Rezex ROA organic acid question

[primate]

Hello

I am working on quantification of galacturonic acid with this column. The samples also contains some monosaccharides : glucose, rhamnose, arabinose, xylose, galactose, mannose, fucose.

The detector is a ELSD. I got only 6 peaks in various conditions (flowrate, temperature) with these 8 compounds.

Is it due to the kind of column (maybe it has not a good selectivity for monsaccharides) or has somebody an idea to separate each compound?

Thank you for your answer.

[tom jupille]

All of those are available as pure compounds. First step would be to run standards individually and see what coelutes (or doesn't elute, as the case may be).

[primate]

The mannose, galactose and xylose are coeluted

[tom jupille]

The Resex ROA is a sulfonated polystyrene packing in the hydrogen form. The same basic packing is also available in Ca, Ag, and Pb forms, each of which give different selectivity for carbohydrates (it's been a while since I worked with them, and I don't remember which one would be specifically applicable). Check with BioRad or with Dionex; they should be able to make a specific recommendation (web site info is in the FAQ; drill down to the "additional information" section).

[rhaefe]

I am no expert in carbohydrate analysis but from the little I know it will be impossible to separate all compounds on a single column (I am referring to the classic ligand exchange approach).
Switching, lets say to a lead form will resolve mannose, galactose and xylose but arabinose, fucose and mannose will most likely co-elute.
You can check out:
http://chromatography.transgenomic.com/ ... tChart.asp

That is a pretty useful chart. If you have more questions I can give you the contact info of the person in charge there. My e-mail is:
rhaefele@hamiltoncompany.com

Maybe someone from Dionex can shed some light on the capabilities of anion exchange in NaOH with a PAD...

cheers,

Robert Haefele
(NOT affiliated with TBIO)

[Uwe Neue]

Here is another idea: since the columns with Ca or Pb give a completely different selectivity, you could use a second column to resolve the ones that are unresolved on your H column. You will need to work out, what is best - just two different columns in series, or a column switching protocol, where the unresolved peaks from the H column are parked on say a Pb column and eluted from that after the analysis form the H column is complete.

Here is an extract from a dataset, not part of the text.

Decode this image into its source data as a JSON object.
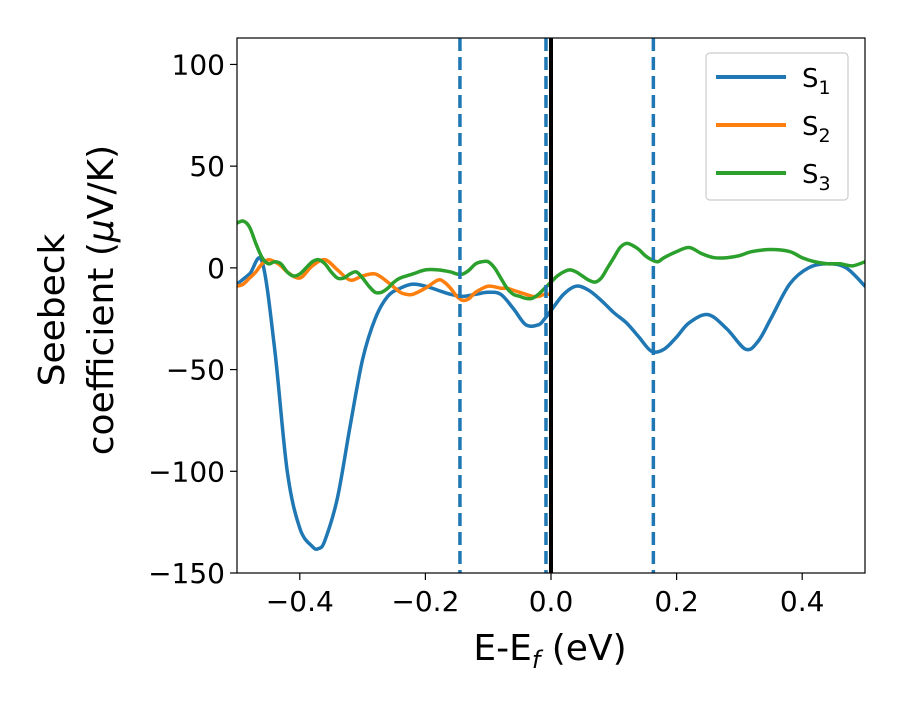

It's a bit more complicated, but if you like to tinker, this could work.

[malaka50]

Here is another idea: since the columns with Ca or Pb give a completely different selectivity, you could use a second column to resolve the ones that are unresolved on your H column. You will need to work out, what is best - just two different columns in series, or a column switching protocol, where the unresolved peaks from the H column are parked on say a Pb column and eluted from that after the analysis form the H column is complete.

It's a bit more complicated, but if you like to tinker, this could work.

i agree. add another column in series. either a rezex RCM or RPM would give the best separation. using only the ROA is not enough to separate all of the compounds.